This is what the digital revolution brought us

This is what the digital revolution brought us

Paul Craig Roberts

Your information is everywhere on the internet. It is in your banking, financial, credit card, cell phone, internet, utility, and online purchase accounts and in the accounts of these companies’ service providers. Your information is in more places than you can imagine. The internet system is easy to hack, because it was created as an open system for the military.

Depending on what thieves gain access to, they may make purchases on your current credit cards and/or drain your bank accounts.  

Identity thieves can also use all or some of your data to open new credit or loan accounts – and then let the unpaid debts pile up.

By opening a lot of new accounts in a short period of time, thieves can lower your credit score. The repercussions of a low credit score are immense.

The FBI, the NSA can put kiddie porn on your computer and arrest you.

We can be spied on without warrants in violation of the Constitution.

Cyber security does not exist. It is a myth.

The digital revolution has totally destroyed our constitutional right to privacy and has left us insecure to every kind of malevolent event.

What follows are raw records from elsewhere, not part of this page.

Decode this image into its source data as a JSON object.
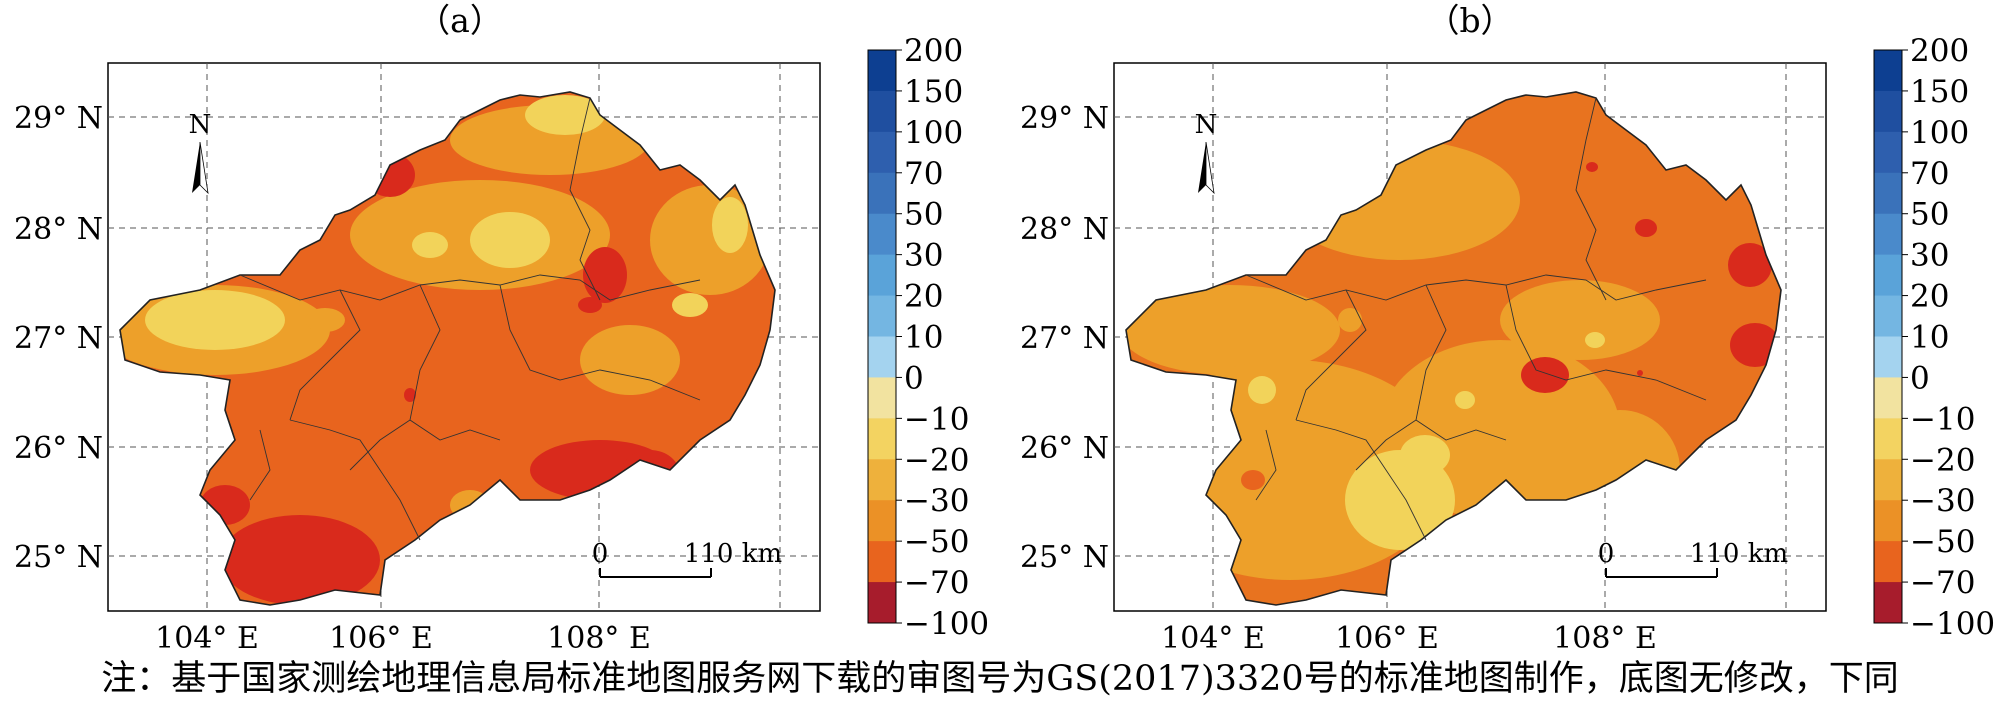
{
  "note": "注：基于国家测绘地理信息局标准地图服务网下载的审图号为GS(2017)3320号的标准地图制作，底图无修改，下同",
  "panels": [
    {
      "label": "（a）",
      "lat_labels": [
        "29° N",
        "28° N",
        "27° N",
        "26° N",
        "25° N"
      ],
      "lon_labels": [
        "104° E",
        "106° E",
        "108° E"
      ],
      "north_label": "N",
      "scale": {
        "start": "0",
        "end": "110 km"
      }
    },
    {
      "label": "（b）",
      "lat_labels": [
        "29° N",
        "28° N",
        "27° N",
        "26° N",
        "25° N"
      ],
      "lon_labels": [
        "104° E",
        "106° E",
        "108° E"
      ],
      "north_label": "N",
      "scale": {
        "start": "0",
        "end": "110 km"
      }
    }
  ],
  "colorbar": {
    "labels": [
      "200",
      "150",
      "100",
      "70",
      "50",
      "30",
      "20",
      "10",
      "0",
      "−10",
      "−20",
      "−30",
      "−50",
      "−70",
      "−100"
    ],
    "colors": [
      "#0d3f91",
      "#1f4fa0",
      "#2e5fae",
      "#3a72ba",
      "#4a8acb",
      "#5aa3d9",
      "#74b6e2",
      "#a4d3ef",
      "#f2e3a0",
      "#f3d361",
      "#eeb13c",
      "#eb9126",
      "#e8641e",
      "#d92a1c",
      "#a71c2c"
    ]
  },
  "map_colors": {
    "base_a": "#e8641e",
    "base_b": "#e8731f",
    "light": "#f2d35a",
    "mid": "#eda02a",
    "dark": "#d92a1c"
  }
}
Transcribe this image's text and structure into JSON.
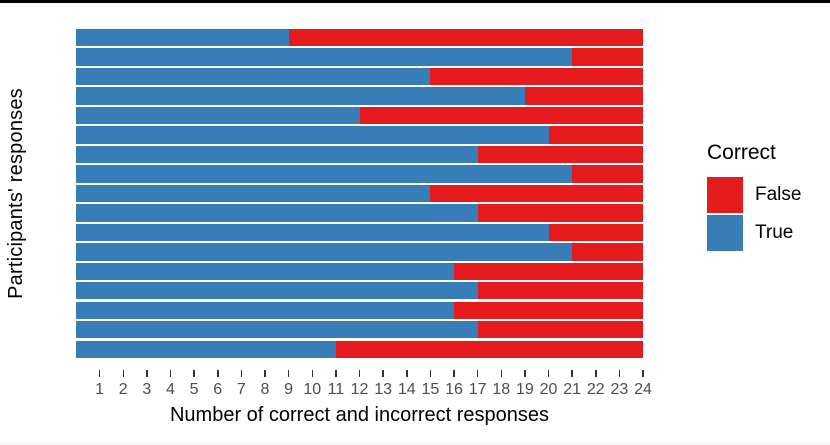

The shifting of all custom relations costs to the customer, resulting in service users spending endless time with a robot trying to correct service and account problems. Problems previously handled in 3 minutes now take 3 hours, sometimes three days.

The digital revolution has brought us kids who have never played outside in the sunshine and live in a world of video games. We now have reality-immune kids.

The digital revolution is the foundation for our coming Age of Tyranny.

The developers of the digital revolution are humanity’s worse enemies.

The only solution is to bring back the analogue days.